Unfortunately, our formidable adversary, algae, will be more than happy to fill in those gaps for you in a brand new and unbalanced tank. This is especially true given the excessive nutrients and decaying organic matter that are present in any brand new scape. If you use as many aquarium plants as possible right from the start, the plants will have a significant leg up on the competition. Plus, your tank will look more professional and visually appealing.
5. Water changes are absolutely essential, more so than ever in a new tank!
When I set up a brand new, uncycled high tech tank, I make sure to do a 25-30% water change every other day for the first week, eventually settling on twice a week (or more). While it is pleasant to imagine that we are creating “a slice of nature” or that the tank is “self-sustaining,” you are in fact keeping lots of organic material with the potential to decay in a small and closed-off system.

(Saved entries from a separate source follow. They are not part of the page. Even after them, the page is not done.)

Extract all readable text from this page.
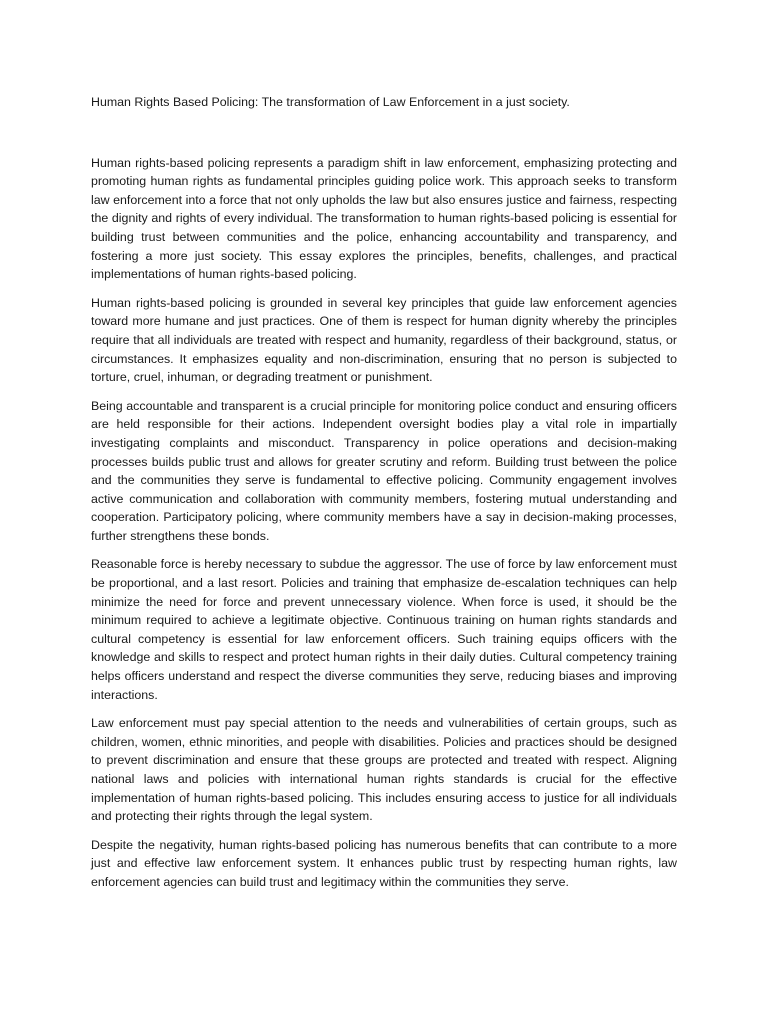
Human Rights Based Policing: The transformation of Law Enforcement in a just society.

Human rights-based policing represents a paradigm shift in law enforcement, emphasizing protecting and promoting human rights as fundamental principles guiding police work. This approach seeks to transform law enforcement into a force that not only upholds the law but also ensures justice and fairness, respecting the dignity and rights of every individual. The transformation to human rights-based policing is essential for building trust between communities and the police, enhancing accountability and transparency, and fostering a more just society. This essay explores the principles, benefits, challenges, and practical implementations of human rights-based policing.

Human rights-based policing is grounded in several key principles that guide law enforcement agencies toward more humane and just practices. One of them is respect for human dignity whereby the principles require that all individuals are treated with respect and humanity, regardless of their background, status, or circumstances. It emphasizes equality and non-discrimination, ensuring that no person is subjected to torture, cruel, inhuman, or degrading treatment or punishment.

Being accountable and transparent is a crucial principle for monitoring police conduct and ensuring officers are held responsible for their actions. Independent oversight bodies play a vital role in impartially investigating complaints and misconduct. Transparency in police operations and decision-making processes builds public trust and allows for greater scrutiny and reform. Building trust between the police and the communities they serve is fundamental to effective policing. Community engagement involves active communication and collaboration with community members, fostering mutual understanding and cooperation. Participatory policing, where community members have a say in decision-making processes, further strengthens these bonds.

Reasonable force is hereby necessary to subdue the aggressor. The use of force by law enforcement must be proportional, and a last resort. Policies and training that emphasize de-escalation techniques can help minimize the need for force and prevent unnecessary violence. When force is used, it should be the minimum required to achieve a legitimate objective. Continuous training on human rights standards and cultural competency is essential for law enforcement officers. Such training equips officers with the knowledge and skills to respect and protect human rights in their daily duties. Cultural competency training helps officers understand and respect the diverse communities they serve, reducing biases and improving interactions.

Law enforcement must pay special attention to the needs and vulnerabilities of certain groups, such as children, women, ethnic minorities, and people with disabilities. Policies and practices should be designed to prevent discrimination and ensure that these groups are protected and treated with respect. Aligning national laws and policies with international human rights standards is crucial for the effective implementation of human rights-based policing. This includes ensuring access to justice for all individuals and protecting their rights through the legal system.

Despite the negativity, human rights-based policing has numerous benefits that can contribute to a more just and effective law enforcement system. It enhances public trust by respecting human rights, law enforcement agencies can build trust and legitimacy within the communities they serve.
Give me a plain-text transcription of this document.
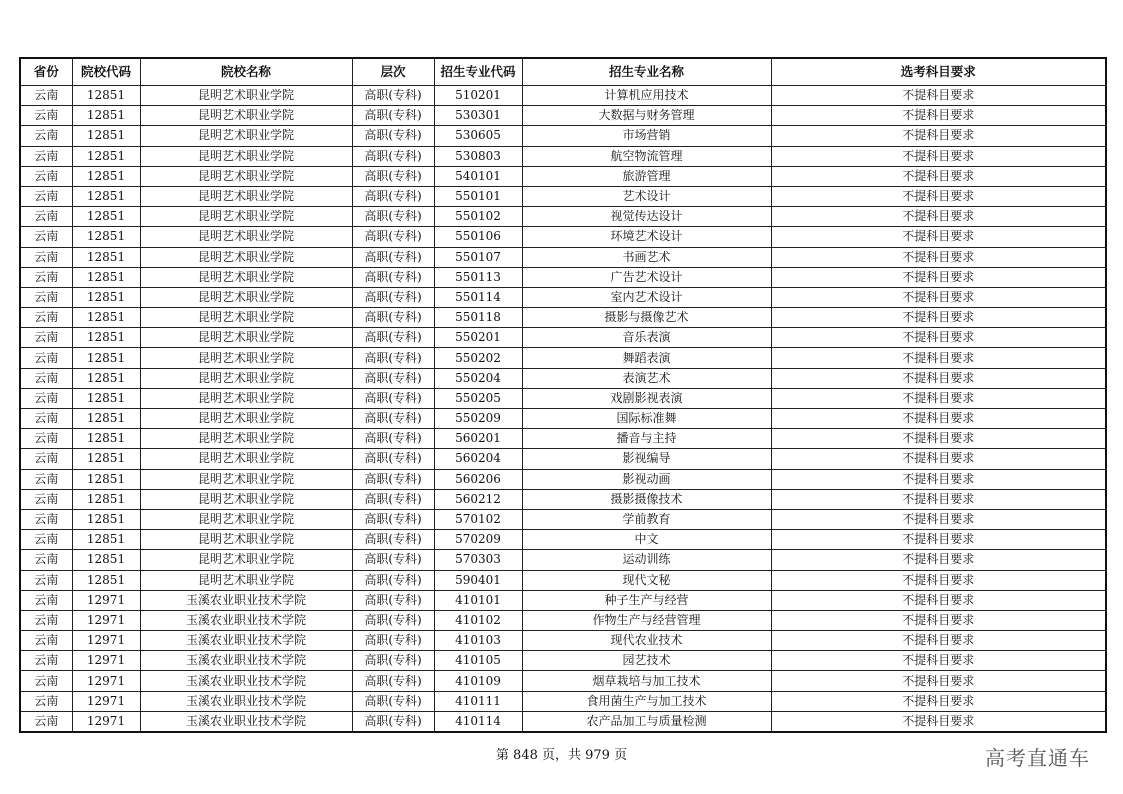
省份	院校代码	院校名称	层次	招生专业代码	招生专业名称	选考科目要求
云南	12851	昆明艺术职业学院	高职(专科)	510201	计算机应用技术	不提科目要求
云南	12851	昆明艺术职业学院	高职(专科)	530301	大数据与财务管理	不提科目要求
云南	12851	昆明艺术职业学院	高职(专科)	530605	市场营销	不提科目要求
云南	12851	昆明艺术职业学院	高职(专科)	530803	航空物流管理	不提科目要求
云南	12851	昆明艺术职业学院	高职(专科)	540101	旅游管理	不提科目要求
云南	12851	昆明艺术职业学院	高职(专科)	550101	艺术设计	不提科目要求
云南	12851	昆明艺术职业学院	高职(专科)	550102	视觉传达设计	不提科目要求
云南	12851	昆明艺术职业学院	高职(专科)	550106	环境艺术设计	不提科目要求
云南	12851	昆明艺术职业学院	高职(专科)	550107	书画艺术	不提科目要求
云南	12851	昆明艺术职业学院	高职(专科)	550113	广告艺术设计	不提科目要求
云南	12851	昆明艺术职业学院	高职(专科)	550114	室内艺术设计	不提科目要求
云南	12851	昆明艺术职业学院	高职(专科)	550118	摄影与摄像艺术	不提科目要求
云南	12851	昆明艺术职业学院	高职(专科)	550201	音乐表演	不提科目要求
云南	12851	昆明艺术职业学院	高职(专科)	550202	舞蹈表演	不提科目要求
云南	12851	昆明艺术职业学院	高职(专科)	550204	表演艺术	不提科目要求
云南	12851	昆明艺术职业学院	高职(专科)	550205	戏剧影视表演	不提科目要求
云南	12851	昆明艺术职业学院	高职(专科)	550209	国际标准舞	不提科目要求
云南	12851	昆明艺术职业学院	高职(专科)	560201	播音与主持	不提科目要求
云南	12851	昆明艺术职业学院	高职(专科)	560204	影视编导	不提科目要求
云南	12851	昆明艺术职业学院	高职(专科)	560206	影视动画	不提科目要求
云南	12851	昆明艺术职业学院	高职(专科)	560212	摄影摄像技术	不提科目要求
云南	12851	昆明艺术职业学院	高职(专科)	570102	学前教育	不提科目要求
云南	12851	昆明艺术职业学院	高职(专科)	570209	中文	不提科目要求
云南	12851	昆明艺术职业学院	高职(专科)	570303	运动训练	不提科目要求
云南	12851	昆明艺术职业学院	高职(专科)	590401	现代文秘	不提科目要求
云南	12971	玉溪农业职业技术学院	高职(专科)	410101	种子生产与经营	不提科目要求
云南	12971	玉溪农业职业技术学院	高职(专科)	410102	作物生产与经营管理	不提科目要求
云南	12971	玉溪农业职业技术学院	高职(专科)	410103	现代农业技术	不提科目要求
云南	12971	玉溪农业职业技术学院	高职(专科)	410105	园艺技术	不提科目要求
云南	12971	玉溪农业职业技术学院	高职(专科)	410109	烟草栽培与加工技术	不提科目要求
云南	12971	玉溪农业职业技术学院	高职(专科)	410111	食用菌生产与加工技术	不提科目要求
云南	12971	玉溪农业职业技术学院	高职(专科)	410114	农产品加工与质量检测	不提科目要求
第 848 页，共 979 页	高考直通车
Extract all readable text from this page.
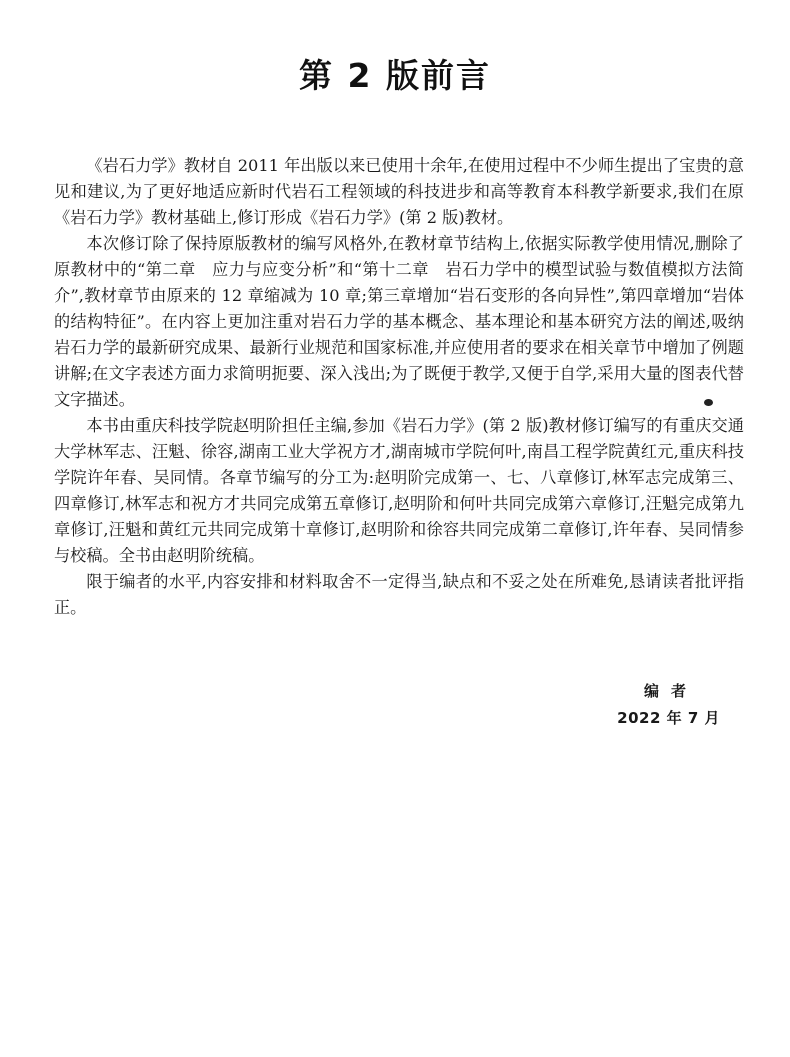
第 2 版前言

《岩石力学》教材自 2011 年出版以来已使用十余年,在使用过程中不少师生提出了宝贵的意见和建议,为了更好地适应新时代岩石工程领域的科技进步和高等教育本科教学新要求,我们在原《岩石力学》教材基础上,修订形成《岩石力学》(第 2 版)教材。

本次修订除了保持原版教材的编写风格外,在教材章节结构上,依据实际教学使用情况,删除了原教材中的“第二章　应力与应变分析”和“第十二章　岩石力学中的模型试验与数值模拟方法简介”,教材章节由原来的 12 章缩减为 10 章;第三章增加“岩石变形的各向异性”,第四章增加“岩体的结构特征”。在内容上更加注重对岩石力学的基本概念、基本理论和基本研究方法的阐述,吸纳岩石力学的最新研究成果、最新行业规范和国家标准,并应使用者的要求在相关章节中增加了例题讲解;在文字表述方面力求简明扼要、深入浅出;为了既便于教学,又便于自学,采用大量的图表代替文字描述。

本书由重庆科技学院赵明阶担任主编,参加《岩石力学》(第 2 版)教材修订编写的有重庆交通大学林军志、汪魁、徐容,湖南工业大学祝方才,湖南城市学院何叶,南昌工程学院黄红元,重庆科技学院许年春、吴同情。各章节编写的分工为:赵明阶完成第一、七、八章修订,林军志完成第三、四章修订,林军志和祝方才共同完成第五章修订,赵明阶和何叶共同完成第六章修订,汪魁完成第九章修订,汪魁和黄红元共同完成第十章修订,赵明阶和徐容共同完成第二章修订,许年春、吴同情参与校稿。全书由赵明阶统稿。

限于编者的水平,内容安排和材料取舍不一定得当,缺点和不妥之处在所难免,恳请读者批评指正。

编者
2022 年 7 月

To prevent the system from becoming to stagnant or worn down, in addition to ample filtration, it is important to replace the water as it accumulates excess nutrients and wastes. If not, these will build up at the expense of the health of your flora and fauna.
6. For most enriched substrates, there is no need to add fertilizer for the first two weeks to a month.
Nutrient-rich substrates, like UNS Controsoil, tends to leach a lot of nutrients into the water column at first, which will be more than adequate for most plants. Although, if you add fertilizer on top of that (especially when the plants are just settling in and getting their bearings) you are really just feeding the algae, so to speak.
Unfortunately, nutrient content does vary by substrate type and declines with time, so you should gradually add a liquid fertilizer as needed (yellow leaves on plants or stunted growth several weeks after setup is a sign). Keep in mind that melting of leaves within the first week of adding plants is perfectly normal and a sign that the plant is adapting to the unique water parameters and environment of your setup.
7. Diatoms are normal in a new tank.
As much as I like to brag about my lack of algae, the truth is that all new tanks have a brief “diatom” phase where algae seems to take over. Have faith- with normal maintenance as outlined in this post, the diatoms will disappear within a month or two (or even as little as a few weeks). Manually remove as much as possible, while keeping an eye out for more sinister algae such as cladophora or staghorn.
8. Do not overstock.
Use less fish than you think you can fit in the tank (because shrimp have such a negligible biomass compared to fish, this rule does not apply to our invertebrate friends). Besides making fish stressed out from cramped living conditions, you are increasing the amount of fish waste in the water, resulting in poor conditions for your aquarium plant growth.
Plants are not really "natural filtration.” They utilize nutrients to sustain their metabolism, but they are not massive sumps for excess wastes (especially the considerable amount of nitrogenous waste that fishes produce- not to mention uneaten fish food). In general, high tech tanks look best with smaller fish that can comfortably explore their environment, with maybe a slightly larger fish here and there.
There are plenty of other tips out there that I could share, but these are the eight that I find most critical to success in a high tech aquarium. It is easy and fun to decorate a new tank for some initial photos, but it can quickly become very tedious to perform endless maintenance catch-up (or rescapes) from initial mistakes at setup. If you adhere to the points above, you will have a good framework to operate within, which will free you up for more of the exciting stuff!